The Dedicated Practitioner takes it one step further, training to whatever skill he is weakest in at that time until all skills are as sharp as he can make them. He probably shoots very close to the capabilities of the weapon system and in some cases is pushing the envelope on what is achievable. He follows a broad personal training regimen to build upon the organization’s standard and aggressively tracks his skills progression to ensure that he maintains a high “steady state” of readiness.
THE IDEAL
Studying the accompanying descriptions, it may jump out that the capabilities and training associated with each group would probably be ideal for the group below it. This is the hard reality of resource constraints and organizational priorities. In some small units or departments there is a fortunate coincidence of resources and people who just “get it,” and the training meets the ideal. However, most are forced to accept training compromises that result in users who are one level below what is optimal.

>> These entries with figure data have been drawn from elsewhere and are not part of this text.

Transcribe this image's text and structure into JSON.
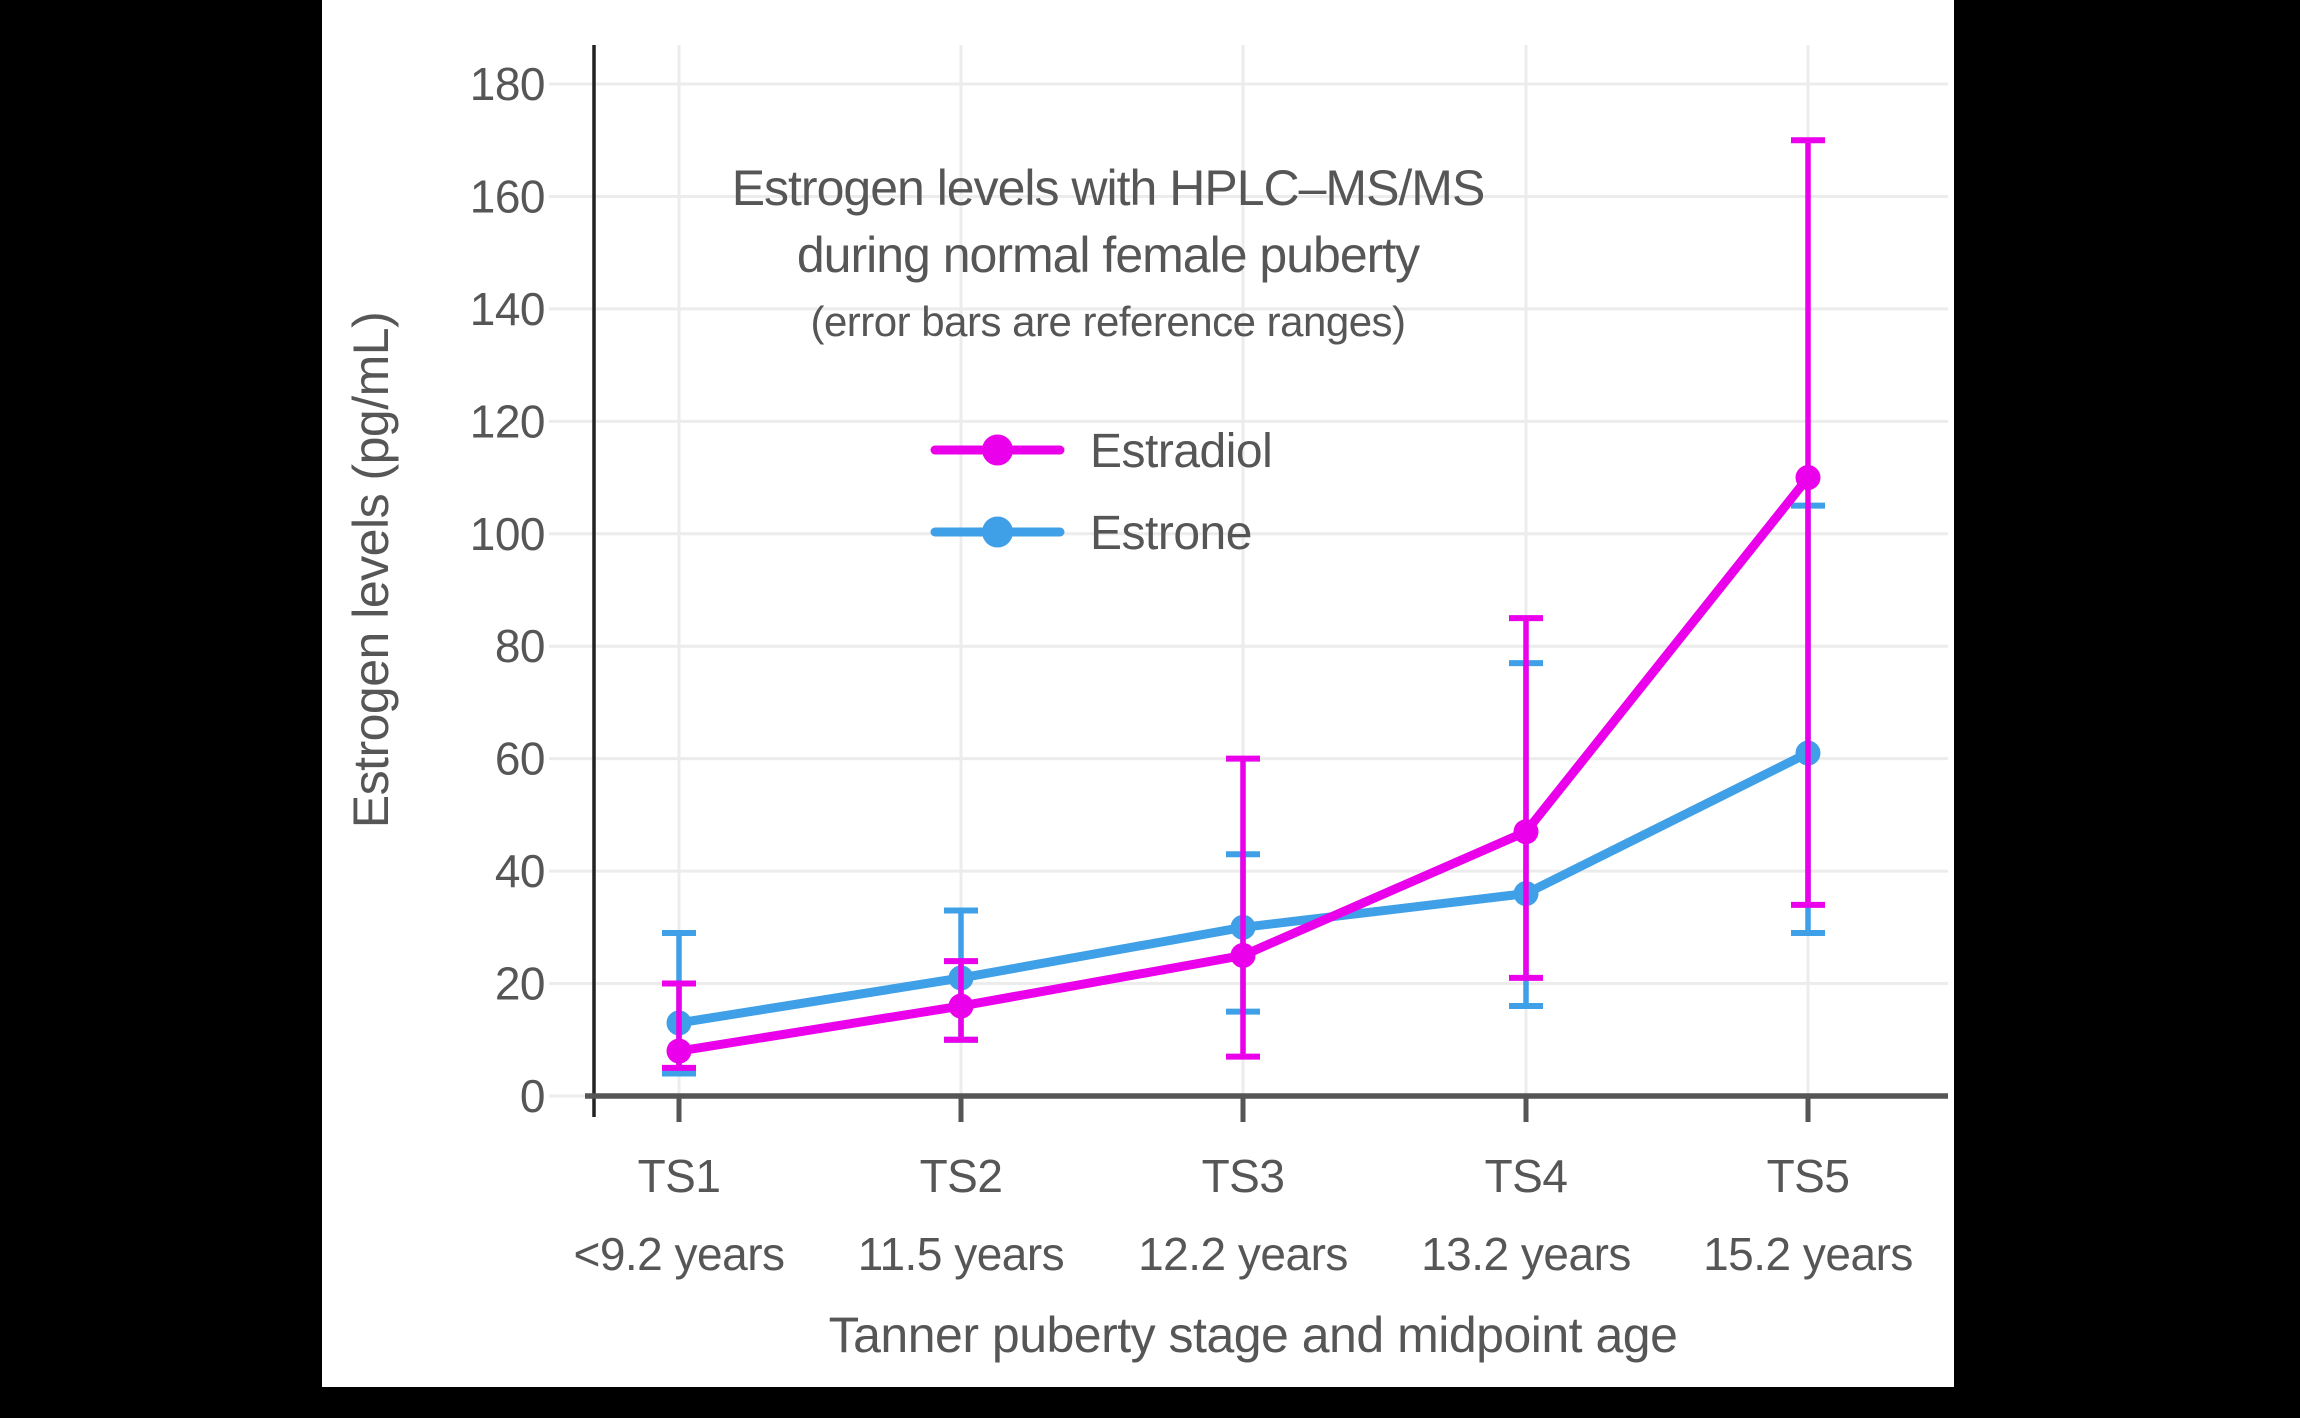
{
  "frame": {
    "background_color": "#000000",
    "panel_color": "#ffffff"
  },
  "colors": {
    "text": "#565656",
    "grid": "#ececec",
    "x_axis": "#555555",
    "y_axis": "#222222",
    "estradiol": "#ea00ea",
    "estrone": "#3fa0e8"
  },
  "chart_data": {
    "type": "line",
    "title_lines": [
      "Estrogen levels with HPLC–MS/MS",
      "during normal female puberty"
    ],
    "subtitle": "(error bars are reference ranges)",
    "xlabel": "Tanner puberty stage and midpoint age",
    "ylabel": "Estrogen levels (pg/mL)",
    "categories": [
      "TS1",
      "TS2",
      "TS3",
      "TS4",
      "TS5"
    ],
    "category_ages": [
      "<9.2 years",
      "11.5 years",
      "12.2 years",
      "13.2 years",
      "15.2 years"
    ],
    "ylim": [
      0,
      180
    ],
    "yticks": [
      0,
      20,
      40,
      60,
      80,
      100,
      120,
      140,
      160,
      180
    ],
    "grid": true,
    "legend_position": "upper-center-inside",
    "series": [
      {
        "name": "Estradiol",
        "color": "#ea00ea",
        "values": [
          8,
          16,
          25,
          47,
          110
        ],
        "err_low": [
          5,
          10,
          7,
          21,
          34
        ],
        "err_high": [
          20,
          24,
          60,
          85,
          170
        ]
      },
      {
        "name": "Estrone",
        "color": "#3fa0e8",
        "values": [
          13,
          21,
          30,
          36,
          61
        ],
        "err_low": [
          4,
          10,
          15,
          16,
          29
        ],
        "err_high": [
          29,
          33,
          43,
          77,
          105
        ]
      }
    ]
  }
}
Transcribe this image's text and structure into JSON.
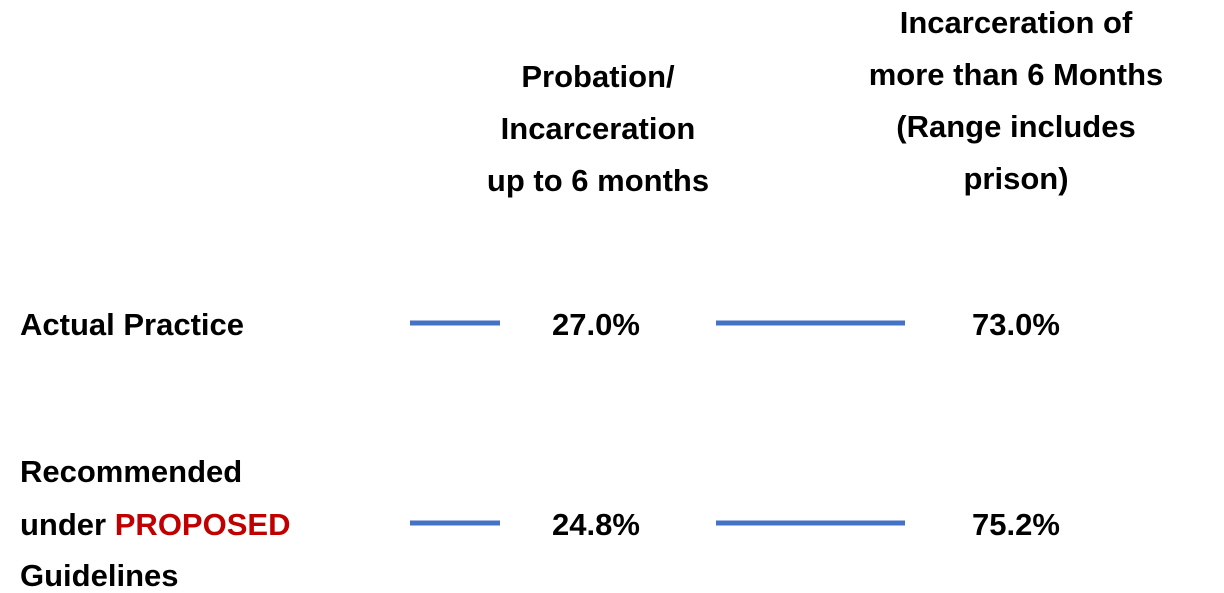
{
  "table": {
    "headers": [
      [
        "Probation/",
        "Incarceration",
        "up to 6 months"
      ],
      [
        "Incarceration of",
        "more than 6 Months",
        "(Range includes",
        "prison)"
      ]
    ],
    "rows": [
      {
        "label": [
          "Actual Practice"
        ],
        "cells": [
          "27.0%",
          "73.0%"
        ]
      },
      {
        "label": [
          "Recommended",
          "under",
          "PROPOSED",
          "Guidelines"
        ],
        "cells": [
          "24.8%",
          "75.2%"
        ]
      }
    ]
  }
}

Resource shortfalls are a fact of life in the business. Units that have the time generally lack the money. Those with the funding may have too many shooters but too few instructors and available ranges. And those specialized units that are blessed with great trainers, endless ammunition and state of the art facilities are usually constrained by the amount of time they are able to be off-mission or ready status in order to train.
NOW WHAT?
The four user groups are useful for several things. First is self-identification. Comparing capabilities with training level and mission is always healthy.
The next is the proper framework for evaluating suitability of equipment and techniques for an organization. What works for someone who has years of experience and many hundreds of hours of training may not be the first choice for someone who is armed but essentially untrained. The groups and their differences can be used to properly structure a well-thought-out training progression.
The identification of user groups can be used by special teams to justify the additional resources needed to train properly to the necessary standards based upon the desired capabilities. Too many teams and units have advanced missions but are resourced no differently from Mission Users. Likewise, some Mission Users are trained according to departmental tradition and not according to needed capabilities.